Masalahnya sebenarnya sepele. Aku lupa dengan janjiku pada Icha untuk menemaninya ikut kegiatan amal sekolahnya ke panti asuhan. Tentu saja aku tidak sengaja melupakan jadwal itu. Tapi meeting yang berturut-turut dan beberapa pekerjaan yang tertunda, membuatku sangat sibuk hingga melupakan janjiku dengan Icha.

Icha tak dapat memaafkanku. Menurutnya, ini sudah kesekian kali aku mengabaikan janji yang kubuat sendiri. Dan puncaknya kemarin, ia mengungkit-ungkit pekerjaanku. Pekerjaan yang telah kutekuni sejak sepuluh tahun lalu. Bahkan sebelum Icha lahir. Pekerjaan yang mengangkat posisiku hingga menjadi direktur keuangan di sebuah perusahaan tekstil.

Mas Aryo, suamiku keluar kamar, rapi dengan pakaian kerja lengkap dengan tas kulit hitamnya. ”Ma, masih marah sama Icha?” sapa Mas Aryo sambil duduk di sebelahku.
Aku menggeleng lemah.
”Menurutku, Icha benar.”
”Maksudnya?” nada suaraku mulai naik. Entah kenapa Mas Aryo membenarkan tindakan Icha yang sangat berani bicara keras kepadaku kemarin.

”Mama harus belajar menghargai Icha. Dia cuma minta perhatian Mama.”
”Selama ini aku memperhatikan Icha.”
”Memperhatikan? Lupa janji karena sibuk di kantor sampai malam, itu yang Mama bilang memperhatikan Icha?”
”Pa!” nadaku cukup tinggi menentang ucapan suamiku.
”Mama tolong... kurangi kesibukan. Perhatian Mama yang lebih dibutuhkan Icha daripada uang jutaan rupiah tiap bulan yang Mama kasih ke Icha.”

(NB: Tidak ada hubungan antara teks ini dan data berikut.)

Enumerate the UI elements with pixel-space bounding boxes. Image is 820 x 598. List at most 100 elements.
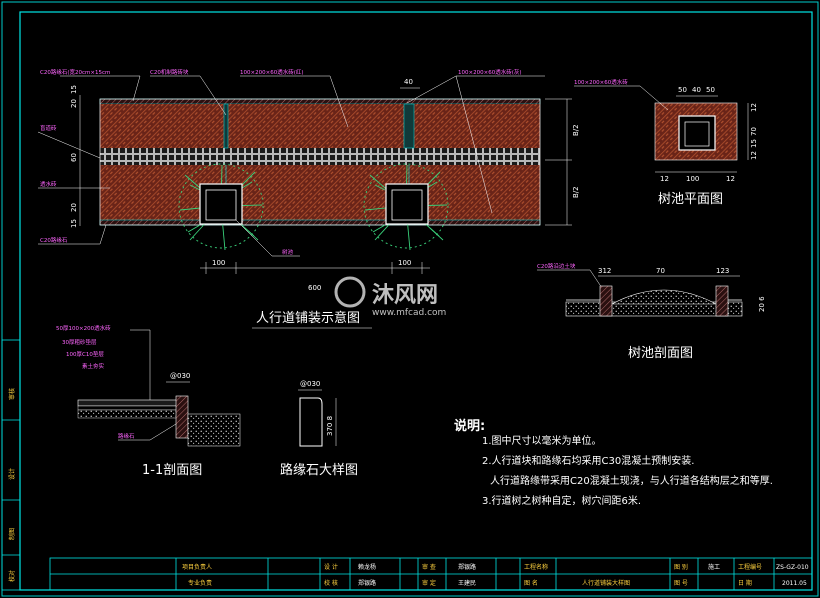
layer-2: 30厚粗砂垫层 <box>62 338 97 346</box>
layer-1: 50厚100×200透水砖 <box>56 324 111 332</box>
notes-heading: 说明: <box>454 418 485 434</box>
curb-dim-side: 370 8 <box>326 416 334 436</box>
tree-plan-dim-40: 40 <box>692 86 701 94</box>
tree-section-title: 树池剖面图 <box>628 346 693 361</box>
tree-section-soil-mound <box>611 289 717 305</box>
plan-brick-upper <box>100 104 540 148</box>
tb-r2-c3: 郑银路 <box>358 579 376 587</box>
tree-plan-dim-100: 100 <box>686 175 699 183</box>
tb-r2-c8: 图 号 <box>674 580 688 587</box>
tree-plan-dim-r15: 15 <box>750 139 758 148</box>
tb-r1-c2: 设 计 <box>324 563 338 571</box>
note-3: 人行道路缘带采用C20混凝土现浇，与人行道各结构层之和等厚. <box>490 474 773 487</box>
layer-3: 100厚C10垫层 <box>66 350 104 358</box>
tb-r2-c10: 2011.05 <box>782 580 807 587</box>
tb-r1-c1: 项目负责人 <box>182 563 212 571</box>
tree-section-dim-mid: 70 <box>656 267 665 275</box>
tree-pit-left-inner <box>205 189 237 221</box>
notes: 说明: 1.图中尺寸以毫米为单位。 2.人行道块和路缘石均采用C30混凝土预制安… <box>454 418 773 507</box>
tb-r1-c6: 工程名称 <box>524 563 548 571</box>
tree-pit-right-inner <box>391 189 423 221</box>
tree-plan-dim-r12b: 12 <box>750 151 758 160</box>
label-tree-pit: 树池 <box>282 248 294 256</box>
plan-outline <box>99 98 541 226</box>
tb-r1-c8: 施工 <box>708 563 720 571</box>
plan-bottom-curb <box>99 219 541 226</box>
dim-left-60: 60 <box>70 153 78 162</box>
dim-top-gap: 40 <box>404 78 413 86</box>
curb-title: 路缘石大样图 <box>280 462 358 478</box>
tree-section-curb-right <box>715 285 729 317</box>
tb-r2-c5: 王建民 <box>458 579 476 587</box>
section-1-1: 50厚100×200透水砖 30厚粗砂垫层 100厚C10垫层 素土夯实 @03… <box>56 324 241 478</box>
tree-pit-section: C20路沿边土块 312 70 123 20 6 树池剖面图 <box>537 262 766 361</box>
note-1: 1.图中尺寸以毫米为单位。 <box>482 434 602 447</box>
tree-plan-dim-50b: 50 <box>706 86 715 94</box>
tree-pit-plan: 100×200×60透水砖 50 40 50 12 100 12 12 70 1… <box>574 78 758 207</box>
tree-plan-dim-12a: 12 <box>660 175 669 183</box>
dim-left-15: 15 <box>70 85 78 94</box>
note-4: 3.行道树之树种自定，树穴间距6米. <box>482 494 641 507</box>
dim-bottom-100a: 100 <box>212 259 225 267</box>
label-curb-bottom: C20路缘石 <box>40 236 68 244</box>
dim-left-15b: 15 <box>70 219 78 228</box>
tree-section-curb-left <box>599 285 613 317</box>
curb-detail: @030 370 8 路缘石大样图 <box>280 380 358 478</box>
tree-plan-dim-12b: 12 <box>726 175 735 183</box>
tree-plan-dim-50a: 50 <box>678 86 687 94</box>
tb-r2-c1: 专业负责 <box>188 579 212 587</box>
curb-dim-top: @030 <box>300 380 320 388</box>
watermark: 沐风网 www.mfcad.com <box>334 276 446 318</box>
tree-plan-inner <box>684 121 710 147</box>
tb-r1-c4: 审 查 <box>422 563 436 571</box>
section-paving <box>77 399 179 407</box>
tree-plan-label: 100×200×60透水砖 <box>574 78 628 86</box>
plan-title: 人行道铺装示意图 <box>256 310 360 326</box>
label-brick-red: 100×200×60透水砖(红) <box>240 68 304 76</box>
dim-bottom-100b: 100 <box>398 259 411 267</box>
dim-right-half-a: B/2 <box>572 124 580 136</box>
dim-left-20b: 20 <box>70 203 78 212</box>
side-b: 设计 <box>8 468 16 480</box>
label-permeable: 透水砖 <box>40 180 57 188</box>
plan-brick-lower <box>100 165 540 220</box>
tree-section-dim-depth: 20 6 <box>758 296 766 312</box>
tb-r1-c9: 工程编号 <box>738 563 762 571</box>
plan-separator-left <box>223 103 229 149</box>
side-a: 审核 <box>8 388 16 400</box>
tb-r2-c7: 人行道铺装大样图 <box>582 579 630 587</box>
dim-right-half-b: B/2 <box>572 186 580 198</box>
section-sand <box>77 405 179 411</box>
section-concrete <box>77 409 179 419</box>
tree-section-dim-right: 123 <box>716 267 729 275</box>
section-curb-label: 路缘石 <box>118 432 135 440</box>
tb-r2-c2: 校 核 <box>324 579 338 587</box>
title-block <box>49 557 813 591</box>
tb-r1-c10: ZS-GZ-010 <box>776 564 809 571</box>
tree-plan-title: 树池平面图 <box>658 192 723 207</box>
watermark-url: www.mfcad.com <box>372 308 446 318</box>
side-strip <box>1 339 21 591</box>
tb-r1-c7: 图 别 <box>674 563 688 571</box>
dim-bottom-600: 600 <box>308 284 321 292</box>
label-blind-path: 盲道砖 <box>40 124 57 132</box>
section-title: 1-1剖面图 <box>142 463 202 478</box>
label-tile-top: C20机制路砖块 <box>150 68 189 76</box>
pavement-plan: C20路缘石(宽20cm×15cm C20机制路砖块 100×200×60透水砖… <box>37 68 580 329</box>
tree-section-dim-left: 312 <box>598 267 611 275</box>
side-c: 制图 <box>8 528 16 540</box>
plan-separator-right <box>403 103 415 149</box>
layer-4: 素土夯实 <box>82 362 105 370</box>
tb-r1-c3: 赖龙杨 <box>358 563 376 571</box>
tb-r2-c6: 图 名 <box>524 579 538 587</box>
label-curb-top: C20路缘石(宽20cm×15cm <box>40 68 110 76</box>
section-curb <box>175 395 189 439</box>
watermark-brand: 沐风网 <box>372 283 438 308</box>
label-brick-gray: 100×200×60透水砖(灰) <box>458 68 522 76</box>
tb-r1-c5: 郑银路 <box>458 563 476 571</box>
section-dim-top: @030 <box>170 372 190 380</box>
tb-r2-c9: 日 期 <box>738 579 752 587</box>
plan-top-curb <box>99 98 541 105</box>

Kuhela napas dalam-dalam. Hati kecilku membenarkan ucapan mas Aryo. Tapi egoku berkata sebaliknya.
”Istirahatlah...” Mas Aryo mencium keningku sebelum berangkat ke kantor. Kulepas suamiku dengan senyum yang berat.

Istirahatku di rumah benar-benar kumanfaatkan untuk melepas penat. Kumasuki kamar Icha yang tidak terkunci. Dulu aku sering menemani Icha tidur di kamar ini. Sebelum Icha tidur, kusempatkan membacakan cerita untuknya. Ketika itu, aku belum sesibuk sekarang dengan setumpuk pekerjaan yang menguras seluruh waktuku.

Pandanganku beralih pada meja belajar Icha yang tertata rapi. Mataku terfokus pada foto dalam pigura kecil di atas meja belajar Icha. Dalam foto itu, Icha memelukku dari belakang sambil tertawa lepas. Di bawah foto itu ada tulisan kecil, ”Mom, I miss you…”
Bulir air mataku menetes. Aku ada, tapi tak pernah bersama Icha. Aku ada, tapi tiada saat ia membutuhkanku. Aku ada, tapi tak pernah mendengar curhatnya. Aku ada, tapi tidak memberi banyak waktu untuk Icha. Tiba-tiba rasa rindu itu menyeruak dalam batinku. Kakiku bergerak meninggalkan kamar Icha. Aku harus bertemu Icha. Sekarang.
***

Aku datang tepat waktu ke sekolah Icha. Sebagian siswa sudah berhampur keluar kelas. Bel pulang berbunyi dua menit lalu.
”Icha!” reflek kupanggil putriku ketika melihatnya keluar dari pintu gerbang sekolah.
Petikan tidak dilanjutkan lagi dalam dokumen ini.